I don't know if I really appreciated Memorial Day until this year when I spent the day actually celebrating what the day was intended for. Ironically it took me spending time with a man who has Alzheimer's, Melissa's Grandpa Gus. Now Grandpa Gus has taught me many lessons, but today might just have been the best one yet.
We decided to travel to Price to spend the day with Grandpa Gus which we felt appropriate being the day we could celebrate those who have fought for our freedoms and those who have paved the way before us. We took Grandpa Gus to Subway where Grandpa was more interested in Parker than the Subway sandwich that set right in front of him. He also spiced up lunch by singing Parker some Italian tunes.
After lunch we took him to the Helper cemetery to see his wife's grave site. While driving there we wondered what would take place here considering the memory of Grandpa Gus. What then happened on an overcast Monday afternoon touched me and taught me an invaluable lesson. Upon reaching the headstone he broke down in tears while Melissa put his arm around him. Here I witnessed a man who at times would repeatedly ask me where I was working within a 5 minute time span to a man who could never forget the love and relationship that he had with his eternal spouse. Occasionally Melissa would reassure him of where she was and what she was doing and that we needed him here. Soon after this he looked across the cemetery to the nearby mountain and a rock known as "balance rock" where he turned to us and said, "you see that rock? You go straight down that mountain and at the bottom is our home." This was something he evidently was proud of as he repeated this with pride a few more times. Then it dawned on me, "you never do forget home."

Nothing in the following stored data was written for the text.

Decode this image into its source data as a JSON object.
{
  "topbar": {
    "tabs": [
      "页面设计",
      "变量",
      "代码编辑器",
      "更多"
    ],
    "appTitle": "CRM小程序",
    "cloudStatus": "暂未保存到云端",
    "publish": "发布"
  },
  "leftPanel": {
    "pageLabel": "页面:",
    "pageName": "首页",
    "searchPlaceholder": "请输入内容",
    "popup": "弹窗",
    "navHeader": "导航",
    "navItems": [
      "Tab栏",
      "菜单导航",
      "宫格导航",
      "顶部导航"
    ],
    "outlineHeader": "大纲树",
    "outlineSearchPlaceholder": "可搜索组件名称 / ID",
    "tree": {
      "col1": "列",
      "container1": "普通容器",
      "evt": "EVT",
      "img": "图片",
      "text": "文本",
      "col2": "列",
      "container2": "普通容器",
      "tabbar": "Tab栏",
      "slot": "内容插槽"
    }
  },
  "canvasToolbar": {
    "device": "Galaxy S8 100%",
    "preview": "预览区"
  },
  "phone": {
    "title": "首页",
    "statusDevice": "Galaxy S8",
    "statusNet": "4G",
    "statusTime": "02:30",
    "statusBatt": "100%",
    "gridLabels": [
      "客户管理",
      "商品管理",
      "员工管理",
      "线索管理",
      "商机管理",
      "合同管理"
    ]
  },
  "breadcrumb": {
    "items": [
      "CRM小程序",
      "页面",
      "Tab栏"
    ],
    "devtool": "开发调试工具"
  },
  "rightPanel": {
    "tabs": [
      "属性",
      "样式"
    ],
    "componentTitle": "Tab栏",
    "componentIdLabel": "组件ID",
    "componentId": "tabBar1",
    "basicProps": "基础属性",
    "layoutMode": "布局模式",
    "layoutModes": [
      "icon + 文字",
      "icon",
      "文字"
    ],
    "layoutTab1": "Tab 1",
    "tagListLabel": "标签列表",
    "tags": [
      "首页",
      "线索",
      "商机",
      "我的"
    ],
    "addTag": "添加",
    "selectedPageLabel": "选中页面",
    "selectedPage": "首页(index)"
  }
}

Upon leaving the cemetery that afternoon, while pushing sleepy Parker in the stroller, walking side by side Melissa and her Grandpa, we quizzed him on some of the names on some of the headstones as we passed and true to his Itallian blood that runs through him was able to roll off the names while I was twisting my tongue. Before taking him back to the Heirloom we drove by his home that was "straight down the mountain from the balance rock."
We then went to Melissa's maternal Grandparents to see their head stones and pay our respects and tribute.
We finished the day at a BBQ with friends. As fun as that was, it failed in the lessons that I learned as we "truly" celebrated Memorial day. Surely this was one Memorial day that we will never forget.